Monday, Oct. 08, 1956
Memo to Politicos
After five weeks of exhaustive TV pulse-taking, Nielsen reported last week on viewers' reaction to the 1956 political conventions. Items:
P:Curiously, equal total audiences of 32.1 million U.S. homes viewed each of the conventions, more than twice the number that saw the 1952 shows. This meant that 88% of all TV homes saw one or more sessions of each convention over one of the three chains. Daily audiences ranged from 23 million to 27 million homes. P:TV homes watching the Democrats averaged 9 hrs. 39 min. each. For Republicans: 7 hrs. 22 min. The discrepancy is due primarily to the fact that the Democrats used afternoon and evening time for five days; the G.O.P. wound things up in four evenings, only one afternoon. P:Peak viewing (17.8 million homes) for the Democrats came during the balloting for the presidential nomination and during the acceptance speeches (15.4 million). Republicans grabbed their peak audience (19.2 million homes) on Ike's arrival in San Francisco and during the President's acceptance speech (18.3 million).

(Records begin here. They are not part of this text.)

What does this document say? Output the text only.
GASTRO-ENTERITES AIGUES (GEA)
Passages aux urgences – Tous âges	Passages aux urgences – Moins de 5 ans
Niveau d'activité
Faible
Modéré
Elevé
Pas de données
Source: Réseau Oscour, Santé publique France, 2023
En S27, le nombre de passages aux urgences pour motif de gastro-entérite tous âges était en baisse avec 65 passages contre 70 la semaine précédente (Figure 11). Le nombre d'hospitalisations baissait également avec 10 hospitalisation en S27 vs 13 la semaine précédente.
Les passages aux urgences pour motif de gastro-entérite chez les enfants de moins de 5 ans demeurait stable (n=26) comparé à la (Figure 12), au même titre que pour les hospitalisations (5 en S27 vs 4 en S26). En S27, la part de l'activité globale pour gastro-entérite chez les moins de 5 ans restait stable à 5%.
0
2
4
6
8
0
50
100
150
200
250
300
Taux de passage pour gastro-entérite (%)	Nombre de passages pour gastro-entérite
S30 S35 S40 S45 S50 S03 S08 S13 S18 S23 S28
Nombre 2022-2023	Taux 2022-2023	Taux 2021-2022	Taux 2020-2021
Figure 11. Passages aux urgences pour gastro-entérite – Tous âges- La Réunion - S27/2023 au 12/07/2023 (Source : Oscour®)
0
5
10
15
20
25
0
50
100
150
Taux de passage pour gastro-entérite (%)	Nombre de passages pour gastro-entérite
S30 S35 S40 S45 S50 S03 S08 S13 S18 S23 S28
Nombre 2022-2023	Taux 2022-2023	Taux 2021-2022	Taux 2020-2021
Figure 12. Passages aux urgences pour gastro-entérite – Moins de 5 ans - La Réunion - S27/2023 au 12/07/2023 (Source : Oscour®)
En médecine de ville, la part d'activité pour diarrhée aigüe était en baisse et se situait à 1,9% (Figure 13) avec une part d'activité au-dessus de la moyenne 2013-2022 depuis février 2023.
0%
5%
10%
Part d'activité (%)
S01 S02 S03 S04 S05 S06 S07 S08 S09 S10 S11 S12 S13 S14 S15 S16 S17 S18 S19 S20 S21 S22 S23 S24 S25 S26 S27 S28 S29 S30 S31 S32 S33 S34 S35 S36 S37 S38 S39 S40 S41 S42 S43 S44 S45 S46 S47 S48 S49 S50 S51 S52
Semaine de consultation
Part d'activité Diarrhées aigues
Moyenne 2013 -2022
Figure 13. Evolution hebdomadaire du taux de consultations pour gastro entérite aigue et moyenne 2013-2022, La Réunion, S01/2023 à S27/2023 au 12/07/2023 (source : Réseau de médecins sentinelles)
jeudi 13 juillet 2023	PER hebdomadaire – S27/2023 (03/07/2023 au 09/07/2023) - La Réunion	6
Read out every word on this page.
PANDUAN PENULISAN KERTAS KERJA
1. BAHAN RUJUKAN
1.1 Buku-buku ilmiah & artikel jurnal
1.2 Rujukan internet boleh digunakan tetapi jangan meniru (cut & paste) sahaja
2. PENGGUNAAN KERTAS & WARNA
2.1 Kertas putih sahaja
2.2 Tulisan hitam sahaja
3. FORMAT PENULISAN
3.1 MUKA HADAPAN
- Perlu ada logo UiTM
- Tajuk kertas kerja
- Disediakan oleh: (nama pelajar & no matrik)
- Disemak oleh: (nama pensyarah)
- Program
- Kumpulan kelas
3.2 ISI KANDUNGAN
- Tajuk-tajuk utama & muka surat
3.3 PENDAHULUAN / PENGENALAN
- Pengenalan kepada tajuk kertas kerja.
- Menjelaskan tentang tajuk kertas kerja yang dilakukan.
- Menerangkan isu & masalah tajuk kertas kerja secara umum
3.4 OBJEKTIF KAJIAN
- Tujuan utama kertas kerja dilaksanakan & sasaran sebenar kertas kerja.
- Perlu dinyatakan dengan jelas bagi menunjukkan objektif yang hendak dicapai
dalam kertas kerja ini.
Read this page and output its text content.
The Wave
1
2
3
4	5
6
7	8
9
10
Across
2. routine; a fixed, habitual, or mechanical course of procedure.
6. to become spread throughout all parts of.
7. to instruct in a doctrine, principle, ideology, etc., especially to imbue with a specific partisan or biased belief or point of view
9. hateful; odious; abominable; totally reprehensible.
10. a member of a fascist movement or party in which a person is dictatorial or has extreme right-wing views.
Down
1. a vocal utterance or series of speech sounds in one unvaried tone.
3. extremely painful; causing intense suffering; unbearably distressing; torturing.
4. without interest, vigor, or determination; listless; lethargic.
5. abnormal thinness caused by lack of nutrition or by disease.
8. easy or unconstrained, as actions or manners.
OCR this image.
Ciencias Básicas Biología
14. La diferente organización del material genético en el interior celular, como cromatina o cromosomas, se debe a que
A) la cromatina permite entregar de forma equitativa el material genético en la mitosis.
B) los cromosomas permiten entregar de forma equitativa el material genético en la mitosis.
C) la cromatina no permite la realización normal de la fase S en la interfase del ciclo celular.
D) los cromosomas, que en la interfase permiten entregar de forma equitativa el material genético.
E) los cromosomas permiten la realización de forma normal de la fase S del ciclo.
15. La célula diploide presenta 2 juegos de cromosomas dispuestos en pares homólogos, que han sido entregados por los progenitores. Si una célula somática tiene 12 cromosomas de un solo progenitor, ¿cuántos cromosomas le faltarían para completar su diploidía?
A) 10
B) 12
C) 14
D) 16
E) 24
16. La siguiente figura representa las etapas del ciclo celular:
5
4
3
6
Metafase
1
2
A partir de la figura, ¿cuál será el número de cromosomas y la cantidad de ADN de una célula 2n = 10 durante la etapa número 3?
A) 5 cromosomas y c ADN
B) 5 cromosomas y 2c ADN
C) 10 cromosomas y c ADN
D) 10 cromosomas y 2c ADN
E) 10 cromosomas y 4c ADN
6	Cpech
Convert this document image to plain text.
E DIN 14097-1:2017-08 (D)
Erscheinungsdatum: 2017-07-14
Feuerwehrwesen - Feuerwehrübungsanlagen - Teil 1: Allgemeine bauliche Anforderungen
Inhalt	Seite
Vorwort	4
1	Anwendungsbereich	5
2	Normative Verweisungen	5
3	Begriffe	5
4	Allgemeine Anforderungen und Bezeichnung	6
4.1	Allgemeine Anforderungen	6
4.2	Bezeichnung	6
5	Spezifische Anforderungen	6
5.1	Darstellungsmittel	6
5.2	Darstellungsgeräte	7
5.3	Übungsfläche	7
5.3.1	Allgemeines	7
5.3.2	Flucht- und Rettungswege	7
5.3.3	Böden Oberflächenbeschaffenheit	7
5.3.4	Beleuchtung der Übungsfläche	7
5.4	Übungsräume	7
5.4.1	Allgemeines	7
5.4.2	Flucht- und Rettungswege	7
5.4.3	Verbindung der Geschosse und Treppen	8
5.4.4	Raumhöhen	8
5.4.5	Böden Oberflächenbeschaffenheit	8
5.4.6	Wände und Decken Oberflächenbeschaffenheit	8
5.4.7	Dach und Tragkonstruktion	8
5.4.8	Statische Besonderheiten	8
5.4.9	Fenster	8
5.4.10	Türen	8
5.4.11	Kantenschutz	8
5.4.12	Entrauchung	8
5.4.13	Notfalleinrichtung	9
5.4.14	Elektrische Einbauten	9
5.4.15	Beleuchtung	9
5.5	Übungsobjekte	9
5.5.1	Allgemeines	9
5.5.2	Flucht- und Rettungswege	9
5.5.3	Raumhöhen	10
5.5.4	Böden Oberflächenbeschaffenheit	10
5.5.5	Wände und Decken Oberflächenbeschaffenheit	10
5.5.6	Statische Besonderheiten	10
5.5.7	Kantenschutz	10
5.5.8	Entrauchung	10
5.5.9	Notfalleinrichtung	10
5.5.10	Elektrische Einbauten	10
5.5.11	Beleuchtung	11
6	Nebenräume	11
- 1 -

Radio also boasted a sizable turnout: P:Twenty-one million U.S. families listened to some part of the Democratic Convention. Homes tuning in averaged 6 hrs. 1 min. each. During the shorter G.O.P. week the total audience hit 15.6 million homes, for a listening average of 3 hrs. 23 min. per home. P:Daily audiences ranged from 6.5 million to 13 million homes, averaging 10.2 million homes a day for the Democrats, 8.2 million for the Republicans. P:Peak radio audiences (4 million) were clocked in during the early afternoon on the opening day of each convention.